In a new study, researchers found that this single component drew the interest of tigers and wild dogs just as much as the scent of fresh horse blood. Whatever other complicated smells were in the horse blood did not make it more intriguing to the carnivores; this one compound by itself was enough to attract their full attention.
The fact that blood carries a distinct stench is well known and has even given rise to a few myths. Bears are not drawn to menstruating female campers. Sharks cannot detect a single drop of blood in a vast ocea. But their ability to home in on blood in the water is still impressive: they can detect the equivalent of 10 drops of blood in the average home pool. It makes sense for the smell of blood to be so potent. A carnivore can use the scent to track wounded prey, and the prey species can use it as an alert that danger is close.
Still, finding the one molecule that our brains latch onto among all the scents in any given substance is a complex task. "You have to start by making a best guess," Matthias Laska of Linköping University in Sweden told Science.

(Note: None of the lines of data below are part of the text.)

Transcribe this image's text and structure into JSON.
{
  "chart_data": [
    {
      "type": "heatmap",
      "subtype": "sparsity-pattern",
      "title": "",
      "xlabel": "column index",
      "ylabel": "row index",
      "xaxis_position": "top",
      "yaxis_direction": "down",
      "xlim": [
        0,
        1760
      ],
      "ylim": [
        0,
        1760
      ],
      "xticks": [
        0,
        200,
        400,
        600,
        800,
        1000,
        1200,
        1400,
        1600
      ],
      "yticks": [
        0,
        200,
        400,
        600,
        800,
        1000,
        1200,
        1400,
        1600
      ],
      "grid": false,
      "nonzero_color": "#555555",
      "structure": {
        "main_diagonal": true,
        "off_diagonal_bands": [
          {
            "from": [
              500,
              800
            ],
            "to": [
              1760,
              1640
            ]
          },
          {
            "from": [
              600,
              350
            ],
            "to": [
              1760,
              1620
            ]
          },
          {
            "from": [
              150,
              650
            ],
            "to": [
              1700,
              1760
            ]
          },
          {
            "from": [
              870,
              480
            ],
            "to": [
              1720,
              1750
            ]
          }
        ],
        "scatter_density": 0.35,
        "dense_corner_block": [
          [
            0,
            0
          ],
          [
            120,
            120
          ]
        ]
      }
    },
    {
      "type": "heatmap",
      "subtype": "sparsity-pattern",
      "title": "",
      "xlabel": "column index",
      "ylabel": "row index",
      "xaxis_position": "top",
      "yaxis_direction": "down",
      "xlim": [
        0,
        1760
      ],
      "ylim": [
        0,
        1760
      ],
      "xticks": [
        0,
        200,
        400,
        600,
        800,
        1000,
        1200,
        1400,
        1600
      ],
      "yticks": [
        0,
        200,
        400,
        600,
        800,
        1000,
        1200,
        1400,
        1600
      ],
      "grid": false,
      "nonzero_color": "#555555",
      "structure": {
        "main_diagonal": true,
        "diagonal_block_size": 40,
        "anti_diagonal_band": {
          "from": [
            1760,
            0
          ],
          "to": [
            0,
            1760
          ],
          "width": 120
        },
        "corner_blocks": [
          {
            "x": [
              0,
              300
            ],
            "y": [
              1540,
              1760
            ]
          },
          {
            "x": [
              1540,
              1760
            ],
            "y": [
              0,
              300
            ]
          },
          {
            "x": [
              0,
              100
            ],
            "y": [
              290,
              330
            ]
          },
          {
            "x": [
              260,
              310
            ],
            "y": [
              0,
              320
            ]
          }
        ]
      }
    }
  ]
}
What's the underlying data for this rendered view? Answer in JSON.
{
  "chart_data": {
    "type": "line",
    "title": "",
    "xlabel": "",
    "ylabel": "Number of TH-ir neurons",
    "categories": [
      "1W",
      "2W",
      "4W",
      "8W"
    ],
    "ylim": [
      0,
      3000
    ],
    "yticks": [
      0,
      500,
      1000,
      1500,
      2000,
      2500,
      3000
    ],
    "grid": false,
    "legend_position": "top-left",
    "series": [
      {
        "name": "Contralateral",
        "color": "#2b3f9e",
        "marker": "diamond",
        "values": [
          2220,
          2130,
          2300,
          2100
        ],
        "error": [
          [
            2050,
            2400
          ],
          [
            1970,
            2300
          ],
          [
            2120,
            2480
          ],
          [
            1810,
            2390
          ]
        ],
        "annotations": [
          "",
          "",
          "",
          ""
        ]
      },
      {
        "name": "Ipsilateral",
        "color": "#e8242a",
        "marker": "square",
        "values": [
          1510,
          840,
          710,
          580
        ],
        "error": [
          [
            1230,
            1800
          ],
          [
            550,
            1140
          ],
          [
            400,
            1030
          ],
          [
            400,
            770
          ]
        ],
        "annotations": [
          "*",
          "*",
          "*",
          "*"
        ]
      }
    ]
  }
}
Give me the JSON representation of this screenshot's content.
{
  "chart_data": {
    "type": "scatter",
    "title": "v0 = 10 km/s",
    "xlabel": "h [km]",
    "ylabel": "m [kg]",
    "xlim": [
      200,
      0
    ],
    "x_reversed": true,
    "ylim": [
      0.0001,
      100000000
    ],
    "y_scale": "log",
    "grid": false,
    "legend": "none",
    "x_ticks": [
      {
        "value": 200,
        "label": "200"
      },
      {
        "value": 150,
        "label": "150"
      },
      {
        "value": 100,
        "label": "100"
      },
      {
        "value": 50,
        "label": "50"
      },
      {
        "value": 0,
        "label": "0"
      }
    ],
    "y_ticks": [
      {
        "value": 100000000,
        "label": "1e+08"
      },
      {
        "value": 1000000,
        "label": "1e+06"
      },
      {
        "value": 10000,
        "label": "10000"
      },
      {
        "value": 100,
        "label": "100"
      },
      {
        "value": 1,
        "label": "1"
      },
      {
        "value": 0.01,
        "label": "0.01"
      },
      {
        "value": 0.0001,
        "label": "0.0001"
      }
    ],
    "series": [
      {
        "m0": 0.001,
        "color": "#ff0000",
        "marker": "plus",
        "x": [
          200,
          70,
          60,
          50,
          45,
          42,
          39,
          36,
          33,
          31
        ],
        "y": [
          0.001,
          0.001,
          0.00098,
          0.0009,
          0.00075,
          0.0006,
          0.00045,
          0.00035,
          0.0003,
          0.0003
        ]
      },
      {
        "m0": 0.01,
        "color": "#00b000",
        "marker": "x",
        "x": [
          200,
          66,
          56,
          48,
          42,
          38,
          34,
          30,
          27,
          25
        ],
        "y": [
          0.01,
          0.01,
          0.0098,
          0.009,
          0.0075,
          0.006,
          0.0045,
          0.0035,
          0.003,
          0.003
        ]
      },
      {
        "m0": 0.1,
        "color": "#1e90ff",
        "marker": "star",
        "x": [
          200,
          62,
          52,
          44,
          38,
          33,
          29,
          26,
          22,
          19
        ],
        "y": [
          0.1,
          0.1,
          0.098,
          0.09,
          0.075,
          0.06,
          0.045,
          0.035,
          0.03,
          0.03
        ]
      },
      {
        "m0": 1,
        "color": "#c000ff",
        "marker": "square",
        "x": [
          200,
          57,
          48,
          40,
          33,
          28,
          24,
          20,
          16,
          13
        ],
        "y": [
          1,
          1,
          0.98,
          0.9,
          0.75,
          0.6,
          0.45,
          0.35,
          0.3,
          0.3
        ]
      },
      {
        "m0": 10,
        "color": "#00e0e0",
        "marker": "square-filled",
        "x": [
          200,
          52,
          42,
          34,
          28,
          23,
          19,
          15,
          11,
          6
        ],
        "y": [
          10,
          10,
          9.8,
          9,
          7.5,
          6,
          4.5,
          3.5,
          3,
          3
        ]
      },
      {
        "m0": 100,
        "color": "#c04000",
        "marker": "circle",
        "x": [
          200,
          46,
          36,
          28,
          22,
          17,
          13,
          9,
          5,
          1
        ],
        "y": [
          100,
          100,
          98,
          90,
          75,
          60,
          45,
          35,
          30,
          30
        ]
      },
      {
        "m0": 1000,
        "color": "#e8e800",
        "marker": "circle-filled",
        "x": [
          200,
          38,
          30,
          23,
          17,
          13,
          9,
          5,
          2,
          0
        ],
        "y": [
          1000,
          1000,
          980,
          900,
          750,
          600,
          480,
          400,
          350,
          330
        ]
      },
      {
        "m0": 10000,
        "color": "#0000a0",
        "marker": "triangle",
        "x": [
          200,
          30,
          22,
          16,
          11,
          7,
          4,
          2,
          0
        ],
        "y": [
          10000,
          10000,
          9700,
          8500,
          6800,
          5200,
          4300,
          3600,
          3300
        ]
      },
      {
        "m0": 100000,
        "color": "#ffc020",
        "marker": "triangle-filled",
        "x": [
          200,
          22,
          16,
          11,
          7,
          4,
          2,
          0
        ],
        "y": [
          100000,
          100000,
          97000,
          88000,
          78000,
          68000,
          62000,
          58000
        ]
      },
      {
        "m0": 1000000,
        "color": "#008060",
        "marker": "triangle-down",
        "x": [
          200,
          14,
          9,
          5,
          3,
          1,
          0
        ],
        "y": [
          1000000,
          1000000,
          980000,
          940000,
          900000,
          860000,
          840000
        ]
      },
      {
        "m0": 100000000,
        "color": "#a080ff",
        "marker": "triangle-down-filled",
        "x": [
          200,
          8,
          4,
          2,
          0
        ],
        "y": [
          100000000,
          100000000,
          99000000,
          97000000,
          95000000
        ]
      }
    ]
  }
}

Laska and his colleagues knew that, in isolation, a molecule called trans-4,5-epoxy-(E)-2-decenal smells like blood to humans, so they started testing that compound on carnivores. They tossed wooden blocks soaked in the aldehyde into the pens of four different carnivores at the Kolmården Wildlife Park in Sweden.
The Siberian tigers, South American bush dogs, African wild dogs and Asian wild dogs loved the blocks. They sniffed and bit the blocks, carried them around and even toyed with the apparently deliciously scented objects. They were just as interested in the compound alone as they were in blocks soaked in horse blood, the researchers report in PLOS One. Blocks drenched with a sweet "artificial banana" smelling compound and a scentless solvent weren’t nearly as interesting.
The study offers up some interesting questions to examine next, writes Puneet Kollipara for Science:
“Other animals and other olfactory systems might have evolved an alternative strategy,” [Laska] says. He hopes to answer that question by doing similar studies on other blood compounds and other carnivorous species, such as wolves. Laska even has a student performing a similar study using mice instead of carnivores. “We want to see if blood elicits escape behavior in prey species,” he says.
The carnivores the team did study liked the scented block so much that the researchers think that the tigers and dogs deserve to have them all the time. It would be a cheap, easy way to give captive carnivores fun toys. It’s certainly a better idea than, say, recommending the aldehyde as a component in a new line of perfume called "Tasty."